Delineation of these sands by conventional interpretation methods is difficult because of thin and discontinuous occurrences, high degree of vertical and lateral variability in net sand thickness, abundance of limestone streaks and limited bandwidth of seismic data. 3-D visualization of surfaces and volume attributes, neural network based seismic trace shape classification and spectral decomposition techniques have been applied with integration of well and log data. Amplitude attributes based on full bandwidth data were found more contaminated by thin limestone streaks. Spectral decomposition based iso-frequency sections and iso-frequency slices mapped areal extent and temporal thickness of pay zone.

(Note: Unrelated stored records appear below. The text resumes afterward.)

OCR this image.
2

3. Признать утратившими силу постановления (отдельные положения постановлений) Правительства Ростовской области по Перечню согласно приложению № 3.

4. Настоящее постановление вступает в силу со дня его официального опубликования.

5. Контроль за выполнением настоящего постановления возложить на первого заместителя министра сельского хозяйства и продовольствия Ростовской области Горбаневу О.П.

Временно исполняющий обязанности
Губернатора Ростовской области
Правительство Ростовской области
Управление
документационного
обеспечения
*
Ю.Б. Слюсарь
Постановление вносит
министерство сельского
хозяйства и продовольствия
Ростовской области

Voxel based 3-D visualization of selected frequencies from instantaneous frequency volumes and seismic trace shape classification maps provided comparable image of the reservoir sands. Marine sands near shore-zone areas during continued sea level fall are envisaged depositional system for the pay sands. The sandstones are spread over 90 km2 area in isolated sand bodies. The inferences are validated by drilled wells.